Hence the challenge of reinventing the article with the semaform. It is a content unpacked into five sections, blatantly separated from each other.

"The news". That is, the facts reported as objectively as possible "The author's point of view", which expresses his opinion in the most transparent way possible. “Other points of view”, perhaps from other places in the world. "Opinions contrary" to those of the author. "Other stuff", usually links to articles about that news. The goal is to explicitly separate the facts from the journalist's opinions.

Reinventing the article

Now, in recent years many have tried to reinvent the article.

Buzzfeed has unpacked it into numbered lists, perhaps the most imitated format in the world. Business Insider divided it into slides. Quartz reduced it to 500 words Vox stacked it in the Cards. Axios has broken it down into one-line paragraphs and bullet points. Nobody has ever really succeeded. And the article has remained the oldest and most effective means of conveying content in textual form. Semaform itself has been criticized by some observers. Gawker joked that Ben Smith "reinvented the news by making it more confusing."

The perfect content

A more experienced colleague I showed a Semaform to commented dryly: " Apart from the headlines, do you know what it reminds me of?
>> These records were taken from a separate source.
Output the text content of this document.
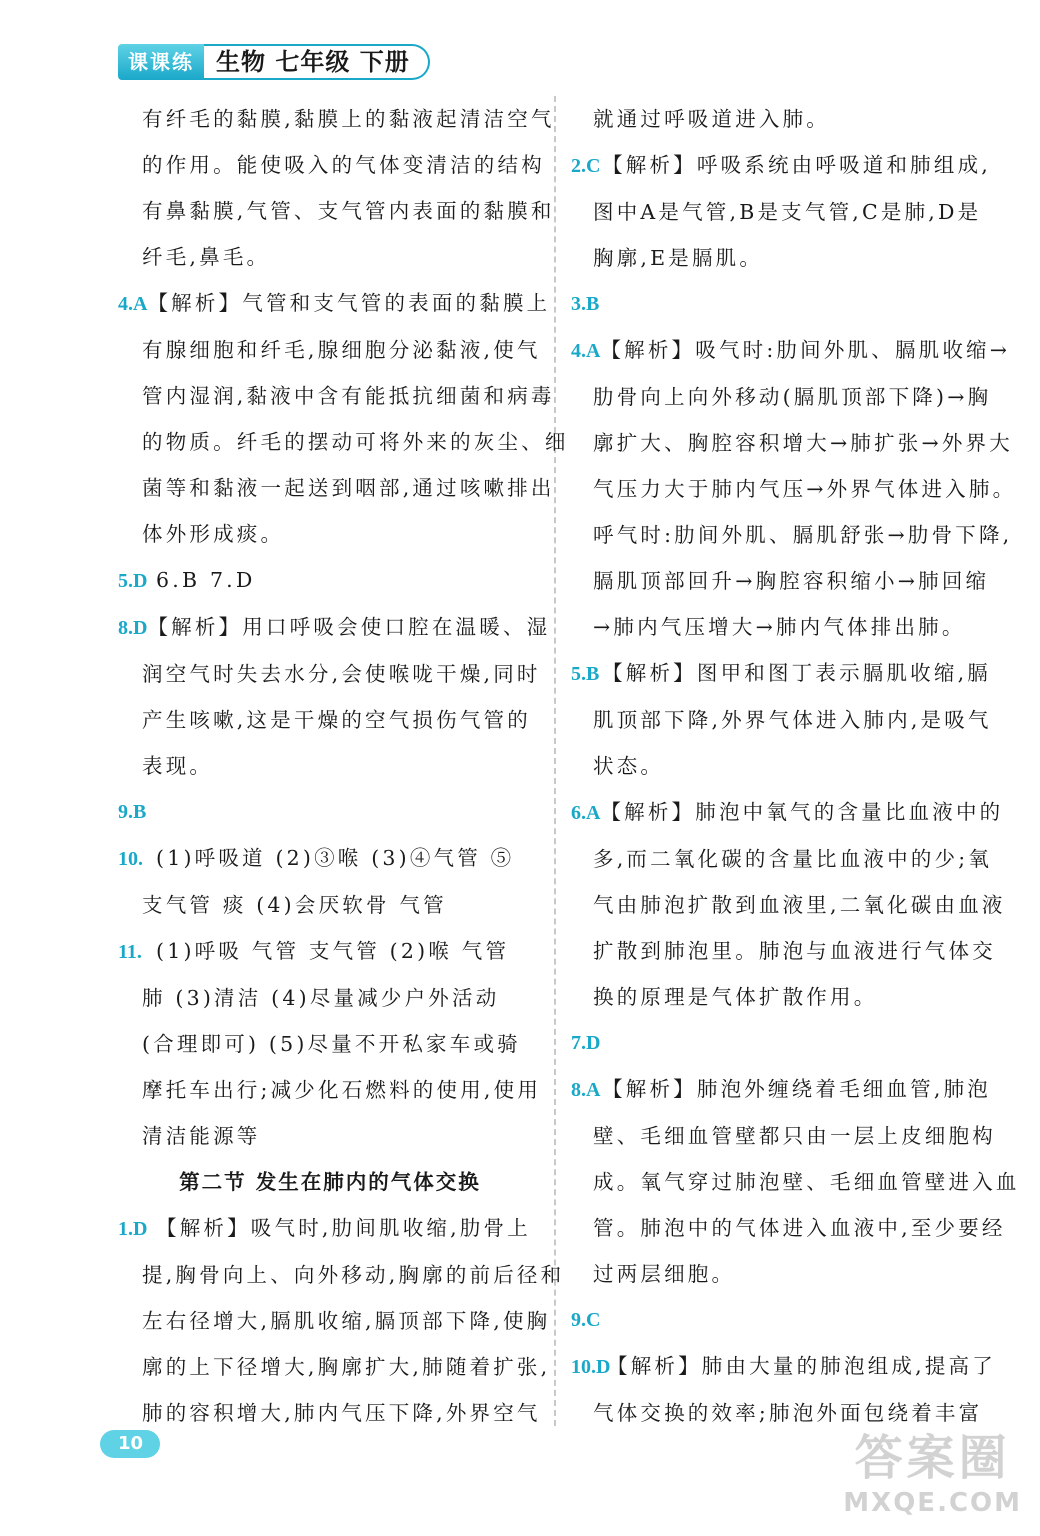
课课练 生物 七年级 下册
有纤毛的黏膜,黏膜上的黏液起清洁空气
的作用。能使吸入的气体变清洁的结构
有鼻黏膜,气管、支气管内表面的黏膜和
纤毛,鼻毛。
4.A 【解析】气管和支气管的表面的黏膜上
有腺细胞和纤毛,腺细胞分泌黏液,使气
管内湿润,黏液中含有能抵抗细菌和病毒
的物质。纤毛的摆动可将外来的灰尘、细
菌等和黏液一起送到咽部,通过咳嗽排出
体外形成痰。
5.D 6.B 7.D
8.D 【解析】用口呼吸会使口腔在温暖、湿
润空气时失去水分,会使喉咙干燥,同时
产生咳嗽,这是干燥的空气损伤气管的
表现。
9.B
10. (1)呼吸道 (2)③喉 (3)④气管 ⑤
支气管 痰 (4)会厌软骨 气管
11. (1)呼吸 气管 支气管 (2)喉 气管
肺 (3)清洁 (4)尽量减少户外活动
(合理即可) (5)尽量不开私家车或骑
摩托车出行;减少化石燃料的使用,使用
清洁能源等
第二节 发生在肺内的气体交换
1.D 【解析】吸气时,肋间肌收缩,肋骨上
提,胸骨向上、向外移动,胸廓的前后径和
左右径增大,膈肌收缩,膈顶部下降,使胸
廓的上下径增大,胸廓扩大,肺随着扩张,
肺的容积增大,肺内气压下降,外界空气
就通过呼吸道进入肺。
2.C 【解析】呼吸系统由呼吸道和肺组成,
图中A是气管,B是支气管,C是肺,D是
胸廓,E是膈肌。
3.B
4.A 【解析】吸气时:肋间外肌、膈肌收缩→
肋骨向上向外移动(膈肌顶部下降)→胸
廓扩大、胸腔容积增大→肺扩张→外界大
气压力大于肺内气压→外界气体进入肺。
呼气时:肋间外肌、膈肌舒张→肋骨下降,
膈肌顶部回升→胸腔容积缩小→肺回缩
→肺内气压增大→肺内气体排出肺。
5.B 【解析】图甲和图丁表示膈肌收缩,膈
肌顶部下降,外界气体进入肺内,是吸气
状态。
6.A 【解析】肺泡中氧气的含量比血液中的
多,而二氧化碳的含量比血液中的少;氧
气由肺泡扩散到血液里,二氧化碳由血液
扩散到肺泡里。肺泡与血液进行气体交
换的原理是气体扩散作用。
7.D
8.A 【解析】肺泡外缠绕着毛细血管,肺泡
壁、毛细血管壁都只由一层上皮细胞构
成。氧气穿过肺泡壁、毛细血管壁进入血
管。肺泡中的气体进入血液中,至少要经
过两层细胞。
9.C
10.D
【解析】肺由大量的肺泡组成,提高了
气体交换的效率;肺泡外面包绕着丰富
10	答案圈
MXQE.COM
An article" . Ben Smith has the right to reply: "The article tends to eliminate the distinction between facts and opinions. We also tend to make it explicit graphically, to meet an increasingly weary reader in the search for that distinction ”. The perfect content, for him, will be one in which "a journalist tells you in his tone of voice the facts he has discovered".

Post-social journalism

Perhaps Ben Smith will succeed in its intent and perhaps it will introduce a new form of digital use of information. Or maybe it will end up as the very prestigious American magazine Vox, which after trying to unpack the article in its cards, returned to transmit it in its most traditional form. Certainly, in the search for him Ben Smith is one of those who are trying to imagine a journalism that will survive the social crisis. A journalism, he insists, made up of more and more facts. When at the end of the interview I ask him for the final advice for aspiring journalists, the man does not get too lost in the words: "Just get the scoops. Bring fresh news, the rest will come by itself ”. And you seem to hear him say it, the "fucking" before "scoops".